You're dead on about the `nodeSelector` placement, it's a classic copy-paste error from PodSpecs.
> that syscall filtering is great until you hit a needed syscall that's not fully implemented
Exactly. That's the operational reality check. The band-aid works, but you're right - the moment you need netlink, you're not just mapping a syscall, you're mapping a protocol. That's a much wider surface. The compromise becomes accepting that the gVisor boundary is now around the agent's user-space code, not its kernel interactions, which changes the entire security assumption.
We saw the same thing with agents pulling procfs data. It forced the mapping, which felt like a defeat.
Logs are truth.
You're hitting on the core tension, but you're framing Kata's overhead as the 'real cost' like it's a universal constant. It's not. On a Pi cluster or an older x86 node, that overhead is real memory and real cycles you're giving up. Sometimes you don't have them to give.
The hole you poke with `--platform` is a known, fixed-size hole. The Kata VM's boundary is thicker, but its resource footprint is a hole in your capacity. You're picking which constraint you can live with. For a lot of us, the capacity constraint is harder.
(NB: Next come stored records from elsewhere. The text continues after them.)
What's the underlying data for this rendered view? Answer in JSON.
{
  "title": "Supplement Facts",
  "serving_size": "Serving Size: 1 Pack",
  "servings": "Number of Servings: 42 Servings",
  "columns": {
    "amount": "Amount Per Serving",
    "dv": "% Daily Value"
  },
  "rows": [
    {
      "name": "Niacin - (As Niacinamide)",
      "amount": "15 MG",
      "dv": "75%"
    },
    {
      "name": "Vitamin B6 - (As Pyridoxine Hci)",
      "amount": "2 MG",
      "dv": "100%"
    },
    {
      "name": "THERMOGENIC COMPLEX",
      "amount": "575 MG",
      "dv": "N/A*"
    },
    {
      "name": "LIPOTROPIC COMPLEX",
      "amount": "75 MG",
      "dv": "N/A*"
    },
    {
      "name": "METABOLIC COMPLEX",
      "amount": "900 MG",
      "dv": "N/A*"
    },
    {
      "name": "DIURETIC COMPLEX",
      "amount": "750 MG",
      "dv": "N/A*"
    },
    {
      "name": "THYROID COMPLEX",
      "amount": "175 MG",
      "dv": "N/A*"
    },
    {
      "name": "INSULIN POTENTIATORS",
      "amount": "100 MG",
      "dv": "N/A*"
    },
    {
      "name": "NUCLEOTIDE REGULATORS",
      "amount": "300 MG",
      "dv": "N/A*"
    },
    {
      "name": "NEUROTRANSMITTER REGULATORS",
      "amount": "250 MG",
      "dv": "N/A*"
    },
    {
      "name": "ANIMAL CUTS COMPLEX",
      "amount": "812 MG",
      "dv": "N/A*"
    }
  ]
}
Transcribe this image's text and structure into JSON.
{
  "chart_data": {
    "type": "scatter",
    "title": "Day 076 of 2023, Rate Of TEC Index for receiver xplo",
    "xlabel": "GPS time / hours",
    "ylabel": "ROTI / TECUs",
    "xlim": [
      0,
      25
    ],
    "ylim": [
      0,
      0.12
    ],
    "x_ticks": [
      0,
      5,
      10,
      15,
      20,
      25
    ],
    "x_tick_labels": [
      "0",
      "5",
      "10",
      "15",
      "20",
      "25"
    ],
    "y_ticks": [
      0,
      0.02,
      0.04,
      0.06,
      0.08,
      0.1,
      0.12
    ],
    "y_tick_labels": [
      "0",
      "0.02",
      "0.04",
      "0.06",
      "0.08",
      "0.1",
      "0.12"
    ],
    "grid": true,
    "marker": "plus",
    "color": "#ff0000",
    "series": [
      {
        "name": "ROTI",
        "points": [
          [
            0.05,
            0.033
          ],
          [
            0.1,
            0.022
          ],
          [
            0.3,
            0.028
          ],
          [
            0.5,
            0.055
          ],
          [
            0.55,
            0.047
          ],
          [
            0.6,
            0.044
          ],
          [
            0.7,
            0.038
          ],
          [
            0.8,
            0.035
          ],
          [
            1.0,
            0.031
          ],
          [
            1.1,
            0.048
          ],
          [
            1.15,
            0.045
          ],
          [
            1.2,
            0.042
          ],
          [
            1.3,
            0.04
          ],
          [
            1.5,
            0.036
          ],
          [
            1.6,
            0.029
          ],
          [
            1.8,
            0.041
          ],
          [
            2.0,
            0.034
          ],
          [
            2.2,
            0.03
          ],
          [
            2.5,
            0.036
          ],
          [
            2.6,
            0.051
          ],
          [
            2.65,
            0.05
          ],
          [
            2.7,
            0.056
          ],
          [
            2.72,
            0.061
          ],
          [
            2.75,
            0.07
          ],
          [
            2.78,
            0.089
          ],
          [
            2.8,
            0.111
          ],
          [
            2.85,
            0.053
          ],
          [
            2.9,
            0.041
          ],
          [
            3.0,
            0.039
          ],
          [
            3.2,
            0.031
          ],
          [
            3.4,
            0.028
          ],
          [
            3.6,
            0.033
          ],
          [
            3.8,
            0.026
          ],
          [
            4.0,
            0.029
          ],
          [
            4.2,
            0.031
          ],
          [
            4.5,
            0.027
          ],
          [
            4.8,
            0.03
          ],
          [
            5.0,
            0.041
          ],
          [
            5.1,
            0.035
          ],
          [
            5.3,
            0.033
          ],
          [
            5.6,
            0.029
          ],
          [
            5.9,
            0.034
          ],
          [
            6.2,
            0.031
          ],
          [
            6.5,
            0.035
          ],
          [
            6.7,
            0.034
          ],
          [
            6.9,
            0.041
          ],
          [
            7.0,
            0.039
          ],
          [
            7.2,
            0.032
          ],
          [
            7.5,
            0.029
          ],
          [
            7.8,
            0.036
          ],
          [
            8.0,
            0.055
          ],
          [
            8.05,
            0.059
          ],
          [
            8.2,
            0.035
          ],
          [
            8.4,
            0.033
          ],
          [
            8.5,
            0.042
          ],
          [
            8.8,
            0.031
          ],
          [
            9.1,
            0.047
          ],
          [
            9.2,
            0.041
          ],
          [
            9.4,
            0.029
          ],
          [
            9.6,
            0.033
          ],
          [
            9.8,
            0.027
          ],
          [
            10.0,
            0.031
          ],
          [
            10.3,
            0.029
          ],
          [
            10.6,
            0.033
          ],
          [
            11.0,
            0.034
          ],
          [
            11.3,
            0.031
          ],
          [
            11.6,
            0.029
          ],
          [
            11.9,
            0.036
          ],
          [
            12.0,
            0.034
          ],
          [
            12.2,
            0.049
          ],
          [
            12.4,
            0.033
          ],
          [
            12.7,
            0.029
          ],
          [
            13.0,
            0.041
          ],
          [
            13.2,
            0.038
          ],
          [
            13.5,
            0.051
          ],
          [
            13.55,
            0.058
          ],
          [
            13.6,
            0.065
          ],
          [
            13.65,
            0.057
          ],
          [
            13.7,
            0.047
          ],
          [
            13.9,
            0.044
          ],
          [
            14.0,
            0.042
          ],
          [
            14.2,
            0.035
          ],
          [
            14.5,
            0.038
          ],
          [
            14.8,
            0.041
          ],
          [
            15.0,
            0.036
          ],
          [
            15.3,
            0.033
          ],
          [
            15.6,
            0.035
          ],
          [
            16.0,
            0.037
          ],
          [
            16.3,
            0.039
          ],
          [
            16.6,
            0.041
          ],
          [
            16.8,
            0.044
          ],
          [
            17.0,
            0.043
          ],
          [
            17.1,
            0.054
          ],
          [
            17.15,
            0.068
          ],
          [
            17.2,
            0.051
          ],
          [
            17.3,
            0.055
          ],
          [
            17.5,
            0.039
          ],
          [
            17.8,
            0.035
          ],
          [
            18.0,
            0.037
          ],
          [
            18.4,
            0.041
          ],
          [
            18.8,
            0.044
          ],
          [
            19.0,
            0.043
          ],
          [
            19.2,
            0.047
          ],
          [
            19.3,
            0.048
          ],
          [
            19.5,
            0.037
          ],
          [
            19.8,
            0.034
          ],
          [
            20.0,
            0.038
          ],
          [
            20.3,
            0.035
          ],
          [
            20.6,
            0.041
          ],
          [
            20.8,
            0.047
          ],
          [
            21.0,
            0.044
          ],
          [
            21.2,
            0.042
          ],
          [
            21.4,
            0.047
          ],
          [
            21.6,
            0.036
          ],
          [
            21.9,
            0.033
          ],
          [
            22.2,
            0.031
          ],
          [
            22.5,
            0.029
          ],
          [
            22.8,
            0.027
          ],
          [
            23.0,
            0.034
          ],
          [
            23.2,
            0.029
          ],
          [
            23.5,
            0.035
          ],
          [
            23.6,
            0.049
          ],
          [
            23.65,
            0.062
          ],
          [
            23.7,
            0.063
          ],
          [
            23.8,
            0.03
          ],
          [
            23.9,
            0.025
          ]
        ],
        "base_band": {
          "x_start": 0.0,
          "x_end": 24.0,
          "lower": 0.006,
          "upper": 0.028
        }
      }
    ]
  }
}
That's the exact detail that tripped me up the first time. I wrote the RuntimeClass and labeled the node, but my pod spec just had the node selector. I didn't include the `runtimeClassName` field at all. The pods just stayed pending and I was staring at the node labels for an hour before I saw it.
Is the order important? If you have both the node selector and the runtime class name, does the scheduler check the runtime first or the node?